Today I read I Never Knew What Time It Was by David Antin, a collection of his talk pieces. Like Jackson MacLow with whom he was friends (it seems like he was friends with everyone), David Antin is another poet from the 60s and beyond whom I saw speaking before I realized who he was exactly or what he did. I saw him at a memorial event for Kathy Acker at NYU a few years ago - he was also a good friend of Kathy Acker. At the event, he did what he has become known for: he talked. His pieces are not planned, but neither are they improvised; they are quite obviously distinct from MacLow or Cage's non-intentional writing - they are more like hyper-intentional writing, in that he can evidently be swayed in his intentions during the actual performance. Intentions may crop up that he didn't realize were there. One way to describe what he does is as an attempt to dramatize the actual process through which writing becomes imbued with significance. Aside from that one time I saw him speak when I didn't realize that what he was doing was what he always does, I haven't seen him perform. But I imagine that as you watch him speak, knowing that he is speaking extemporaneously, you imagine that in his head is going on something very similar to what is going on in your head: the process of words igniting ideas that weren't there before. It demonstrates how similar the process of writing is to reading, and speaking to talking. Antin had a great idea - or rather he had a certain sort of chutzpah - that I'm quite jealous of: he realized that performance (ie. speaking to an audience) is one of the best compositional states of being, and hewasn't afraid to use it that way. I see this when I'm teaching, when I walk into class not knowing what I'm going to say about a certain text, and leave wishing that I had brought a tape recorder.

Antin does take a tape recorder along when he does a talk piece, and later he transcribes the pieces (maybe this is not a standard practice for him, I don't know), adding to them and editing a bit as he sees fit, although he says that the original performance is essentially respected. Some of these transcripts make up the book. He tells stories for the most part, although one story will run unannounced into another story, and there may be only a quirkily tangential relationship of the story to the subject of the talk. One of my favourites is titled "The Theory and Practice of Postmodernism," but it's really a rather drawn-out story about buying a mattress.
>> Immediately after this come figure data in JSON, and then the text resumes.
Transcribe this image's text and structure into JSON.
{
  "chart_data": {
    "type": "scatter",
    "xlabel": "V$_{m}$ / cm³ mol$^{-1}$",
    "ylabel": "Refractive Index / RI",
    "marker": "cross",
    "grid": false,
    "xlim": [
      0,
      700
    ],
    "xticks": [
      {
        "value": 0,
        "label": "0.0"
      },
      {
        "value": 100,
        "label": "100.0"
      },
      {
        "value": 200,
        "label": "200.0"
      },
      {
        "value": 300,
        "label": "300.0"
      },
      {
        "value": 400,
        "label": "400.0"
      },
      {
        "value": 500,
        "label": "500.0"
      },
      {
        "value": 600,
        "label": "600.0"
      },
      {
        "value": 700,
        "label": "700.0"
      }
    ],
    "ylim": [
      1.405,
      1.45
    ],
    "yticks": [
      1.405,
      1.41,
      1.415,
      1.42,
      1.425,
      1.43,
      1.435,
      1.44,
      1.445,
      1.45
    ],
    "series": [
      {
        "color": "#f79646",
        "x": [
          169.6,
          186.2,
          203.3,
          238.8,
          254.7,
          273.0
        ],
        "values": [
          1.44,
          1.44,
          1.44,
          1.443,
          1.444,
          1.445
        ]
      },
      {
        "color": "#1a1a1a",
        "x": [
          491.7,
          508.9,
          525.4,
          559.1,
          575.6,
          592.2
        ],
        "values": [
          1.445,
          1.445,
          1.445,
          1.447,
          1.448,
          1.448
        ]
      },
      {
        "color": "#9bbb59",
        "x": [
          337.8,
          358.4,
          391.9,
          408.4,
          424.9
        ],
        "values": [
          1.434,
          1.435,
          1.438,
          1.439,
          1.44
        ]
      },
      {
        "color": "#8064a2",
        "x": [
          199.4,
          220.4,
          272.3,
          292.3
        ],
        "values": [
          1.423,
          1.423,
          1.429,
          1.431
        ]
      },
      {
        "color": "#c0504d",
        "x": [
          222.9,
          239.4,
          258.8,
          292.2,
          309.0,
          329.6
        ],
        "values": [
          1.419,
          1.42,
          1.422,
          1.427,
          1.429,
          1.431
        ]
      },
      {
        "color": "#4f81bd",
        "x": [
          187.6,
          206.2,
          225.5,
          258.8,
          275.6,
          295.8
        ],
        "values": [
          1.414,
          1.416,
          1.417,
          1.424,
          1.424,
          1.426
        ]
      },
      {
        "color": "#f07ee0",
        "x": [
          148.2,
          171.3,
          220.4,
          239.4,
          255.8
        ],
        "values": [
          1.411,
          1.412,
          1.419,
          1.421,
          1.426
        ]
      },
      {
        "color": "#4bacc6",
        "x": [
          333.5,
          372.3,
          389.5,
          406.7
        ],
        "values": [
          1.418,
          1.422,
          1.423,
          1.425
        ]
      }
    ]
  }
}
Or, in a story about time he will talk about his son trying to hire a prostitute for an elderly poet friend and ultimately failing to find anyone who is willing to listen to poetry for money. Some of these stories are surprisingly sentimental, but they are presented in such a nonchalant way that there is at the same time a rather detached, critical flavour to them. I should correct myself when I say "story" and say "narrative" instead because in one piece Antin draws his own distinction between these two: stories have a plot, like what you read in a newspaper, but narratives are really about desire and may not actually have much of a plot. His pieces may be made up of stories, but they are really narratives.

The other thing that sort of fascinates me about Antin's texts is that even though I enjoy his style and I was excited by the practice, in reading them I actually got bored sooner or later - this wouldn't be remarkable in itself, except that Antin seems to anticipate this and even encourage it as an essential part of his process. The stories are drawn out, get interrupted, and often seem to have no point: a catalogue of characteristics of a bad storyteller, in fact. But Antin says this is because he is entertaining ideas (in the sense of nurturing them), not entertaining people. I am both impressed by and skeptical of this resistance to entertaining the audience, and I'm not sure I accept his claim at face value. He says: "im quite happy for people to feel free to get up and leave whenever they stop finding this entertaining and thats how i know im a poet and not an entertainer" And then later: "in my case i always imagine i should put a sign over the door that says ABANDON ALL HOPE YE WHO ENTER HERE." And yet because so many of his talk pieces address the art world or make reference to particular people and scenes and practices, it seems clear that his unique process makes it possible for him to tailor the "writing" to the audience. Which would seem the opposite of the conceptual autonomy he wants to claim for himself in saying that he doesn't entertain.